The first 30% of the book was Jesse whining about the situation and waxing on and on about Rowan. I get it, it’s cute (I’m a huge Jesse fan) and it helps establish the characters’ feelings to the situation at hand. BUT, nothing was happening?! And I have better things to read than a character lamenting on and on about their love for their significant other–I get it!
This was just a dull book. I think if it was a novella it would have been better.
Series Rating: 3/5
Lost & found 4/5 | Near & Far 3/5 | Finders Keepers 3/5 | Losers Weepers 4/5 | Heart & Soul 2/5
A great “feel-good” novel that fans of New Adult will love. It isn’t particularly “steamy” but it is swoon-worthy at times. Oh, and Jesse is a cowboy if that does anything for you 😉 Some books are definitely better than others but their shorter length means you aren’t spending a ton of time reading them.

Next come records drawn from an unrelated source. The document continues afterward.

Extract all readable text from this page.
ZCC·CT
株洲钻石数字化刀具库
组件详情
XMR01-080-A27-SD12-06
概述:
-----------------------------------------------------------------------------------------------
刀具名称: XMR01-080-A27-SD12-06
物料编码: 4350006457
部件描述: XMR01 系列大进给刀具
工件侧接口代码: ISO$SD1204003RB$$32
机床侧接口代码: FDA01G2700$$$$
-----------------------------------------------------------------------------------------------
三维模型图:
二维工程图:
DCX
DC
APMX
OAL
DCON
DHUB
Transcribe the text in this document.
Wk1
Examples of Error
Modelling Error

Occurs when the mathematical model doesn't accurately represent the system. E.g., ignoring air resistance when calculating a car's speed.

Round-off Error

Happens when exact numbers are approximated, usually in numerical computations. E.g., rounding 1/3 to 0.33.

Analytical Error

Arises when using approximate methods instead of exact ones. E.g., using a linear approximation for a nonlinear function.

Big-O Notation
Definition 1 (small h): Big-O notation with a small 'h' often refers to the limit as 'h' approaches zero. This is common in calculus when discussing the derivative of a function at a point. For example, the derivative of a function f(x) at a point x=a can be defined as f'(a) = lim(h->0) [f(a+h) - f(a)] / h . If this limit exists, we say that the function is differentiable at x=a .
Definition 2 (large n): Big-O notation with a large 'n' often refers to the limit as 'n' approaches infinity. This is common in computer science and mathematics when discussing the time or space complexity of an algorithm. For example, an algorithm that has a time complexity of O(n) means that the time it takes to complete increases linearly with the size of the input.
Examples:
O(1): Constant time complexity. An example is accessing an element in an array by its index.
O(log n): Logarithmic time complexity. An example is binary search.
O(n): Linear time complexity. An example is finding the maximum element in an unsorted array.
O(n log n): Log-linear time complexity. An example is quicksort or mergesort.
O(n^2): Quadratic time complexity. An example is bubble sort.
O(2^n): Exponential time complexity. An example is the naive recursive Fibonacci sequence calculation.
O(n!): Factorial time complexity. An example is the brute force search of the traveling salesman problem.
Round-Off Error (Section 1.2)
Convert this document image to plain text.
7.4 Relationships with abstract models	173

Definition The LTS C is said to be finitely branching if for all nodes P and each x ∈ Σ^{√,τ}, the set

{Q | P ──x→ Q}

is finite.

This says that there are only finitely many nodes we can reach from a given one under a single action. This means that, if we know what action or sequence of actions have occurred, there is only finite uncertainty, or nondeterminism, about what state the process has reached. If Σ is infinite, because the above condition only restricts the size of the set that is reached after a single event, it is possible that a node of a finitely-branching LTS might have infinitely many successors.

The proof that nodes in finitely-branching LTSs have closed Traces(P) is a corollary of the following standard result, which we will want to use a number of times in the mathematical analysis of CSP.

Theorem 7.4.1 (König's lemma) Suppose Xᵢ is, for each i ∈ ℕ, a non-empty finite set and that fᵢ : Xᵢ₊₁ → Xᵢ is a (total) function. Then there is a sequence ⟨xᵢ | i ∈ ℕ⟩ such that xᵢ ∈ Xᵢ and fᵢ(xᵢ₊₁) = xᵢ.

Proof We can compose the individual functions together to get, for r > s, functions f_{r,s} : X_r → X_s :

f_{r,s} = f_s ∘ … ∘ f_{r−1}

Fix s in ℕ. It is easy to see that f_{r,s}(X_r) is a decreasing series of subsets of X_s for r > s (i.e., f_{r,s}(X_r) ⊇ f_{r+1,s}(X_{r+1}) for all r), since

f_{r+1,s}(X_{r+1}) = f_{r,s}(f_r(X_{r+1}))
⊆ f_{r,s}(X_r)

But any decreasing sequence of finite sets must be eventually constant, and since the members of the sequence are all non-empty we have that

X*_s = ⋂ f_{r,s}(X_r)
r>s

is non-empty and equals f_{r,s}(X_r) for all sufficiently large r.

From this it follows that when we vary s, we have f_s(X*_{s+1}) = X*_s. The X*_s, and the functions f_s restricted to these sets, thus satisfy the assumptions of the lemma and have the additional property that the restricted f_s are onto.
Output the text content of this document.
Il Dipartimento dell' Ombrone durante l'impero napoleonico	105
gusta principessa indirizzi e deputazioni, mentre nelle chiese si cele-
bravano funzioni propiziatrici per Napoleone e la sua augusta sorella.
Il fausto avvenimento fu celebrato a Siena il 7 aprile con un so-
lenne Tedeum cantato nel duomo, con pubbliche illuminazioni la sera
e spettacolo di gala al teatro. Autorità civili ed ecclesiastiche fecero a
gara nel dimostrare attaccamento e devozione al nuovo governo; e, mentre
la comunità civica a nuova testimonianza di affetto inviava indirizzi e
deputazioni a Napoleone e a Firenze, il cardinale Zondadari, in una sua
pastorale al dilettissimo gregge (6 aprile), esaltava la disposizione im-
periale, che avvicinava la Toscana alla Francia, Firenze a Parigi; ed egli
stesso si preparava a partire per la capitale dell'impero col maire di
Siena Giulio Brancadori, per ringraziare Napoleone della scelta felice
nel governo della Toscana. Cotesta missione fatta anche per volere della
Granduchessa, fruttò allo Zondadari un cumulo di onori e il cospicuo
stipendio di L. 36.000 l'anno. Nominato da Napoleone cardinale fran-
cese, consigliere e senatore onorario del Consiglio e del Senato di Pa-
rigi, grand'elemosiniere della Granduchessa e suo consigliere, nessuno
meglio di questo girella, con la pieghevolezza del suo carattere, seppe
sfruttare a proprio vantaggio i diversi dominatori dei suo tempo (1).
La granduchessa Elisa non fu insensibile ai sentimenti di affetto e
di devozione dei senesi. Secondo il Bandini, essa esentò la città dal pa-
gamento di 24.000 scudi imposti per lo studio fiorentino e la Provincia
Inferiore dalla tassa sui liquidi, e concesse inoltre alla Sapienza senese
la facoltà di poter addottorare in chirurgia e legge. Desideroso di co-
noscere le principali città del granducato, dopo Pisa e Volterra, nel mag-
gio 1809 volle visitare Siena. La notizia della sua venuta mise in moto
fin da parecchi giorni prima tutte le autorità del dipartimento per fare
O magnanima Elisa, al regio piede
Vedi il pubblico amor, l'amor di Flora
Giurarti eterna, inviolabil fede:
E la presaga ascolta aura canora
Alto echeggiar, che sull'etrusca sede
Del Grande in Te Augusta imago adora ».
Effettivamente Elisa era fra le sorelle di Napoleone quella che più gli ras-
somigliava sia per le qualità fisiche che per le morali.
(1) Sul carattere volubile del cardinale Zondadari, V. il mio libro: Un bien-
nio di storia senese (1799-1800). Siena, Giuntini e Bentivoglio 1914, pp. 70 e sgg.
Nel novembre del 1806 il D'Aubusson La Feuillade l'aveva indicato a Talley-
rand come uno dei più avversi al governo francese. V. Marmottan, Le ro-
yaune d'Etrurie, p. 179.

Read if You Like: slow-burn romances, cowboys, tortured pasts
Avoid if You: want more “heat”; don’t like tough heroines
- Crash by Nicole Williams (Crash Trilogy #1)
- Deeper by Robin York (Caroline & West #1)
- When I’m Gone by Abbi Glines (Rosemary Beach #11)
Synopsis for Lost and Found (from Goodreads):
There’s complicated. And there’s Rowen Sterling.
After numbing pain for the past five years with boys, alcohol, and all-around apathy, she finds herself on a Greyhound bus to nowhere Montana the summer after she graduates high school. Her mom agreed to front the bill to Rowen’s dream art school only if Rowen proves she can work hard and stay out of trouble at Willow Springs Ranch. Cooking breakfast at the crack of dawn for a couple dozen ranch hands and mucking out horse stalls are the last things in the world Rowen wants to spend her summer doing.
Until Jesse Walker saunters into her life wearing a pair of painted-on jeans, a cowboy hat, and a grin that makes something in her chest she’d thought was frozen go boom-boom. Jesse’s like no one else, and certainly nothing like her. He’s the bright and shiny to her dark and jaded.
Rowen knows there’s no happily-ever-after for the golden boy and the rebel girl—happily-right-now is a stretch—so she tries to forget and ignore the boy who makes her feel things she’s not sure she’s ready to feel. But the more she pushes him away, the closer he seems to get. The more she convinces herself she doesn’t care, the harder she falls.
When her dark secrets refuse to stay locked behind the walls she’s kept up for years, Rowen realizes it’s not just everyone else she needs to be honest with. It’s herself.